London Mayor Boris Johnson said: "I think the Bishop of London did a particularly moving, touching and well-judged address. To all those who wondered if this was going to be a fitting way to send off Margaret Thatcher... I think the vindication of that is in the huge number of people who turned out and the good nature with which they paid their respects."
Lord Archer: "When things were not going well, some people walked away.Not Margaret Thatcher. She was the first to phone, the first to write a hand-written note. If you were a friend, she stuck by you. The loyalty is something I will never forget."
Former chief policy adviser to Baroness Thatcher, John Redwood: "The most moving moment inside the cathedral was when they opened up the great doors and we could hear the noise outside. It was exactly the kind of tribute you would hope for - we are grieving a loss but also commemorating a life well-led, an extraordinarily active life."

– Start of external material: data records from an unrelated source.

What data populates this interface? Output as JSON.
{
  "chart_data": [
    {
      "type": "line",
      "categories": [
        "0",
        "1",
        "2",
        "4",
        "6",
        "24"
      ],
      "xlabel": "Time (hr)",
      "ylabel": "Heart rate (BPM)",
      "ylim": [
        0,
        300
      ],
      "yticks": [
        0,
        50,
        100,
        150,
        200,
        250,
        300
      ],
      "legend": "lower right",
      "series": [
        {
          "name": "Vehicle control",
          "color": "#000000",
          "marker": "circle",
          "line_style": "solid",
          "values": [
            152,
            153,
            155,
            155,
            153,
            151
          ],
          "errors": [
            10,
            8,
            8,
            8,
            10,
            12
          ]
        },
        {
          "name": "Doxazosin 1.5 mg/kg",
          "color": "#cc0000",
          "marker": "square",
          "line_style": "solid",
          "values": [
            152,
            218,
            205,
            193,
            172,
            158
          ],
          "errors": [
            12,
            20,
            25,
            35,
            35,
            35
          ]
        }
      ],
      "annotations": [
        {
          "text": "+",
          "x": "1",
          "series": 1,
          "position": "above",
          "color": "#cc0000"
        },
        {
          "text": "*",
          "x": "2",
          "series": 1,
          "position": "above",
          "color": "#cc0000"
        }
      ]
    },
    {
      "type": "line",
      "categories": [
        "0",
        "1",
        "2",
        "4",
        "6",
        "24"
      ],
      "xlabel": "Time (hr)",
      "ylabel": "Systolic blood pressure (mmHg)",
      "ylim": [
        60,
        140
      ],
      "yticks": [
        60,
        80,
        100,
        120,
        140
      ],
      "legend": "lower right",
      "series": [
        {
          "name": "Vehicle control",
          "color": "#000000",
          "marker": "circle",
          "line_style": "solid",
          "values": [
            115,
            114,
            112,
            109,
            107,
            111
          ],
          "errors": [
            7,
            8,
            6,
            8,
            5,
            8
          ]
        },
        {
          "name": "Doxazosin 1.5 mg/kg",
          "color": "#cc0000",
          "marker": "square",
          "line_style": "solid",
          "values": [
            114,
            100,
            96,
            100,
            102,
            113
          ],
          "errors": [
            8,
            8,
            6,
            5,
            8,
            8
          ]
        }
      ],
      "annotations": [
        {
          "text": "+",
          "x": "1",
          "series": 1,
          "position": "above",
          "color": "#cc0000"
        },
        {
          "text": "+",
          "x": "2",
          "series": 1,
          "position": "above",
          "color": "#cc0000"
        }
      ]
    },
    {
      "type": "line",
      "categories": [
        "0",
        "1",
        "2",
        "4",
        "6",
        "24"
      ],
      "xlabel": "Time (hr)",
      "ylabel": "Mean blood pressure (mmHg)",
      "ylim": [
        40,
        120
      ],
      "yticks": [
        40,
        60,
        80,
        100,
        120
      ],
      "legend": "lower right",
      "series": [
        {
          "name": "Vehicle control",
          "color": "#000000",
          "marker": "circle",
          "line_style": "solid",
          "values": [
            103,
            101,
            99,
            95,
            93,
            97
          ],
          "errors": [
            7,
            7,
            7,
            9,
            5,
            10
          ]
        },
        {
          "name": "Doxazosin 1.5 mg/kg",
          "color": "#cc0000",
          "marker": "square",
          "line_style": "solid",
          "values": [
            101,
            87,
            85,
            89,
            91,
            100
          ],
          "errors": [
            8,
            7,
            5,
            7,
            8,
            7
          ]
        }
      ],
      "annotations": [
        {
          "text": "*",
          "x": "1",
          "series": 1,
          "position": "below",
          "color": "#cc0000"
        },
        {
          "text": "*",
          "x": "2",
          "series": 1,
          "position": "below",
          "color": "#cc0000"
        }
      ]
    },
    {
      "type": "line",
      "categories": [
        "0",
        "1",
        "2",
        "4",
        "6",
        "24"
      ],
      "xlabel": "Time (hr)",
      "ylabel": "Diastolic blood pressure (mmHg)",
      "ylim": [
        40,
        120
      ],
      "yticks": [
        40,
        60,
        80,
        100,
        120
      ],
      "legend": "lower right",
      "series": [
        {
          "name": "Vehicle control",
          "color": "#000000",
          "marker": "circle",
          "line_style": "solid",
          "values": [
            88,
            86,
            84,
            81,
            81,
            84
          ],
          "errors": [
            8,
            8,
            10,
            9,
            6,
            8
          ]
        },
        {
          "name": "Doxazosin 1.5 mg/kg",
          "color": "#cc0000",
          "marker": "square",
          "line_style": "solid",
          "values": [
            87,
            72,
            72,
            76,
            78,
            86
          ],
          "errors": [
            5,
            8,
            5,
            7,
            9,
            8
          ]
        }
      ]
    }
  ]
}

Former BBC chief political correspondent John Sergeant: "The people who still dislike her are still making it quite clear that they don't agree with her, which is the British way."
Sir Malcolm Rifkind, former Cabinet member during the Thatcher years: "You can't mourn too much when someone is 87, has had an extraordinary life and has achieved so much. Lady Thatcher wrote much of the service herself and who knows, perhaps she was enjoying it from somewhere else as we listened to the music and listened to what was being said."
Former defence secretary Dr Liam Fox said: "I thought it was just a wonderful and fitting end to the public life of Margaret Thatcher. The service itself was very moving, simple but to the point. I think that everybody there felt the tremendous emotion of the occasion and the sense of history."
Senior Tory MP David Davis: "It was a magnificent service with beautiful music, which she of course chose herself."
Former trade and industry minister Leon Brittan: ""She changed the country from being the declining sick man of Europe to a country which can be proud of itself."
Stephen Hammond, Conservative MP for Wimbledon: "I think the address by the Bishop of London was a fitting memorial to a great lady."
Broadcaster Andrew Neil said: "The most moving part of the service took place when the coffin came out and everybody inside could hear the cheers. It was then, when you looked around the congregation, the most tears appeared in people's eyes."
Former solicitor general Sir Edward Garnier: "It was a quite extraordinarily affecting service which was very understated, very English."
Tory backbencher Oliver Colvile said: "I thought it could be summed up in one word: Britannia.
Former defence minister Sir Gerald Howarth: "I think this will increase the international respect for our country."
Falklands veteran and former Welsh Guard Simon Weston: "It was great that the services had an involvement particularly because we had such a big role in her career. She showed every woman in the world you don't have to come from great beginnings."
Derek Cole, chief executive of the Falklands Veterans Foundation: "She left the cathedral in essentially the same manner that she would when she left a room during her lifetime - to a resounding round of applause and three cheers"
Prime Minister David Cameron: "In a way, we are all Thatcherites now. "She was the first woman prime minister, she served for longer in the job that anyone for 150 years, she achieved some extraordinary things in her life."